Extraschicht

Schweiß und Kraftarbeit bei der Extraschicht in Lohberg

Wie ein Phönix mit rotem Gefieder:  Janine Eggenberger „fliegt“ am Trapez in luftigen Höhen der Zechenwerkstatt.

Wie ein Phönix mit rotem Gefieder: Janine Eggenberger „fliegt“ am Trapez in luftigen Höhen der Zechenwerkstatt.

Foto: Markus Joosten / FUNKE Foto Services

Dinslaken.  Unter dem Motto „Phönix“ hat die Extraschicht etwas von den alten Bergbau-Zeiten in Lohberg auferstehen lassen.
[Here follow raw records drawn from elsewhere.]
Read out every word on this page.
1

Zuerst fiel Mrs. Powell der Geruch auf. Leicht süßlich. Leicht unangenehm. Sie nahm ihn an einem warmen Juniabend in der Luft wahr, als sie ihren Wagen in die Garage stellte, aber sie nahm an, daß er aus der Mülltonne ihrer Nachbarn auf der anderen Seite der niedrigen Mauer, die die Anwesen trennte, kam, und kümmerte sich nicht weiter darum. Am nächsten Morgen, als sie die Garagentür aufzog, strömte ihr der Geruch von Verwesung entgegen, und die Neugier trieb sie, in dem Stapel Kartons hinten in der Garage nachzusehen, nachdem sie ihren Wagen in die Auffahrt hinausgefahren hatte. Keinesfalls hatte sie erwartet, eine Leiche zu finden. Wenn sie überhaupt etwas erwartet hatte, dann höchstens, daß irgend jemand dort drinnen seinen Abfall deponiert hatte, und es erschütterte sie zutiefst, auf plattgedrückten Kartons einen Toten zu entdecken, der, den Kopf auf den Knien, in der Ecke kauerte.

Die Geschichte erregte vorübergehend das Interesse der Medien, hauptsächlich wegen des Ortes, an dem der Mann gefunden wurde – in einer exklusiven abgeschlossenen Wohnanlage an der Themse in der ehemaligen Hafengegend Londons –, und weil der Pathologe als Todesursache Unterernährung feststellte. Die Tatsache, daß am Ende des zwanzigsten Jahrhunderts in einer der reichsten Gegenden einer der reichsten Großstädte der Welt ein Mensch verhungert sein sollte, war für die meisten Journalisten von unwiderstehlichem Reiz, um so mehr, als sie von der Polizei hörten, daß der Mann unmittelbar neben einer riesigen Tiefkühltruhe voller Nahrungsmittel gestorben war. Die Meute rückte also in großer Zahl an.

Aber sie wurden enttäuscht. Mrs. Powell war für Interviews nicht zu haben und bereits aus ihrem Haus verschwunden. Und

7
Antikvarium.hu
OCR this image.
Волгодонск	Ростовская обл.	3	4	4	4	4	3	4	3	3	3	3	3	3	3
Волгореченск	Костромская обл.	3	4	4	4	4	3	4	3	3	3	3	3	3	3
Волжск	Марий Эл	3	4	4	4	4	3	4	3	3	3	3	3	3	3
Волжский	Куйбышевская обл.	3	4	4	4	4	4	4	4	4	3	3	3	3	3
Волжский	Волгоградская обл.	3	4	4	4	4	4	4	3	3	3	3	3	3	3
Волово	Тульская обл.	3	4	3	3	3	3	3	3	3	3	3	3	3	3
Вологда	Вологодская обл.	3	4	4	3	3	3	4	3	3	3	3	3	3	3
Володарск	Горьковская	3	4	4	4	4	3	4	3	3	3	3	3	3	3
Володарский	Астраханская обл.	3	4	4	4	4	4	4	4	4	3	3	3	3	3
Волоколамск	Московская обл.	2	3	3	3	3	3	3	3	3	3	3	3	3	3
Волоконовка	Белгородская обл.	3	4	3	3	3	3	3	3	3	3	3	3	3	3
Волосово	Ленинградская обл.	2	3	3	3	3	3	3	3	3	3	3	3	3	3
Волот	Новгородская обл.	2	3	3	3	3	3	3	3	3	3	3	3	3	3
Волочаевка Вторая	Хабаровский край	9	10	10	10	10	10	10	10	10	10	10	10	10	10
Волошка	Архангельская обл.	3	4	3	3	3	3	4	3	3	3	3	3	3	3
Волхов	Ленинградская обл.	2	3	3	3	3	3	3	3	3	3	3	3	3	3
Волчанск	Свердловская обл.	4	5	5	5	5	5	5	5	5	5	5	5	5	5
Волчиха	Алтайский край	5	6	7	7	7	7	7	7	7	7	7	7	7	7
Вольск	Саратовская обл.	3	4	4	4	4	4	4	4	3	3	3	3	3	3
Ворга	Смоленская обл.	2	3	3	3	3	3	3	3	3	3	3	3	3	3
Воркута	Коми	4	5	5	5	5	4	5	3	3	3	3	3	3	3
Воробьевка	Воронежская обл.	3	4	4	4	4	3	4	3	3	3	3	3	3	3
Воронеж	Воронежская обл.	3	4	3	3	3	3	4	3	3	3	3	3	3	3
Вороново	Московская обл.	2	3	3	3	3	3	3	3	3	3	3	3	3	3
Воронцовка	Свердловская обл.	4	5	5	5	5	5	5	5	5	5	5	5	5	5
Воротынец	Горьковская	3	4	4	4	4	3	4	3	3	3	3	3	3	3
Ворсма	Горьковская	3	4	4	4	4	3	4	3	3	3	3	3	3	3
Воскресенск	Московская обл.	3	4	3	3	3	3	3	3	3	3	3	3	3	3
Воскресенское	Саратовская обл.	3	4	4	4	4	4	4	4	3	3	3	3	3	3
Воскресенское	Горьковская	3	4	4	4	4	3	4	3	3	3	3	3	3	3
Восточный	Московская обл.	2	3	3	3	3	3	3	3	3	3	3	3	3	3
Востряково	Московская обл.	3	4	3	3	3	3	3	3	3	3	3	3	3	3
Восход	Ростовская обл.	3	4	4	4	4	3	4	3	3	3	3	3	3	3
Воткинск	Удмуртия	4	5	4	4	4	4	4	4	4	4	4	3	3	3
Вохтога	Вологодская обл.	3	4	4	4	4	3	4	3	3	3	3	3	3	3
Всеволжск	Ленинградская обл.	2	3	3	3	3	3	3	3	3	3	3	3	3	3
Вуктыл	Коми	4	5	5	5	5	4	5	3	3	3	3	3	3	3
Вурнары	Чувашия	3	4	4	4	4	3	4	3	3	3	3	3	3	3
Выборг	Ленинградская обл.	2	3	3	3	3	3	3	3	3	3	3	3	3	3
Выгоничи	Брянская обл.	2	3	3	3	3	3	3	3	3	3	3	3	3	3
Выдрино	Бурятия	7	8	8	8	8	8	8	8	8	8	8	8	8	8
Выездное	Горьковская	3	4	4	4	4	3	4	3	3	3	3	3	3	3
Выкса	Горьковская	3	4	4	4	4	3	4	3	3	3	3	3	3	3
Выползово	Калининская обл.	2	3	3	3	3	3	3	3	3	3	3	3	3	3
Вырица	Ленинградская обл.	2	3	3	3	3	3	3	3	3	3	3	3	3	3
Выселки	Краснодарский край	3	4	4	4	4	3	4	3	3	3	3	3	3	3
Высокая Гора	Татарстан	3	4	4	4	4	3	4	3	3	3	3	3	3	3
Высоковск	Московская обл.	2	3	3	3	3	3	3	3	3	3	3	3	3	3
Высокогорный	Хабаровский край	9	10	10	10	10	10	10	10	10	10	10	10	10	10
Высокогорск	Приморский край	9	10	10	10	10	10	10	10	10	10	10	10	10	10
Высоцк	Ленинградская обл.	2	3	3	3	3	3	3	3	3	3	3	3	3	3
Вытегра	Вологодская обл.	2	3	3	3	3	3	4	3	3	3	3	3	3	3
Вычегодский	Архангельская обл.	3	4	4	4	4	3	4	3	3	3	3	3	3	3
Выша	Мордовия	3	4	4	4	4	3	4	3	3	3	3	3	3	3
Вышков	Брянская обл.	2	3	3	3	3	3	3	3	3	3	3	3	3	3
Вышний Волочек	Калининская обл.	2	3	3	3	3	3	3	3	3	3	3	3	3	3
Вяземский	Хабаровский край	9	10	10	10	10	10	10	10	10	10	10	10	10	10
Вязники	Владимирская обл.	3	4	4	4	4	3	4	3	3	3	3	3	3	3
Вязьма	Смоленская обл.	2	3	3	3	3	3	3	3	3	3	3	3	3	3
Viele Besucher kamen.

Es ist heiß und den Männern, die hier Schwerstarbeit leisten, tropft der Schweiß von den muskulösen Körpern. Wenn die Extraschicht in Lohberg mit ihrem Motto „Phönix“ etwas von den alten Bergbau-Zeiten in Lohberg auferstehen lassen wollte: Der Zechenwerkstatt ist es an diesem Abend mit Temperaturen, die sehr an jene unter Tage erinnerten, gelungen, den vielen Besuchern ein Gefühl von früher zu vermitteln.

Die Show stand für den Wandel

Ansonsten stand die Show von Raoul Schoregge im Anschluss an die traditionelle Eröffnung durch den MGV Concordia für den Wandel: Faszinierende Artistik, komische Clownsnummern und die mitreißende Musik von Farfarello begeisterten in der einstigen Werkstatt des Bergwerks Lohberg.

Jede Drehung erfolgt punktgenau

Rot gekleidet wie die Federn des Phönix schwebt Trapezkünstlerin Janine Eggenberger unterm Hallendach, und jeder Wechsel der Pose, jede Drehung erfolgt punktgenau auf den Rhythmus und die Akzente der Musik. Vor acht Jahren hat das Trio um „Teufelsgeiger“ Mani Neumann erstmals mit dem Chinesischen Nationalcircus eine Show entwickelt. Auch für die rund einstündige Show am Samstag erarbeiteten die Artisten ihre Nummer nach Aufnahmen von Farfarello. „Und wir covern uns sozusagen selbst“, so Neumann, ein ungewohntes Procedere für die Musiker, die für ihre Improvisationslust bekannt sind und deren Auftritt als „beste Zirkusband der Welt“, so Raoul Schoregge, eigens Fans zur Extraschicht lockte.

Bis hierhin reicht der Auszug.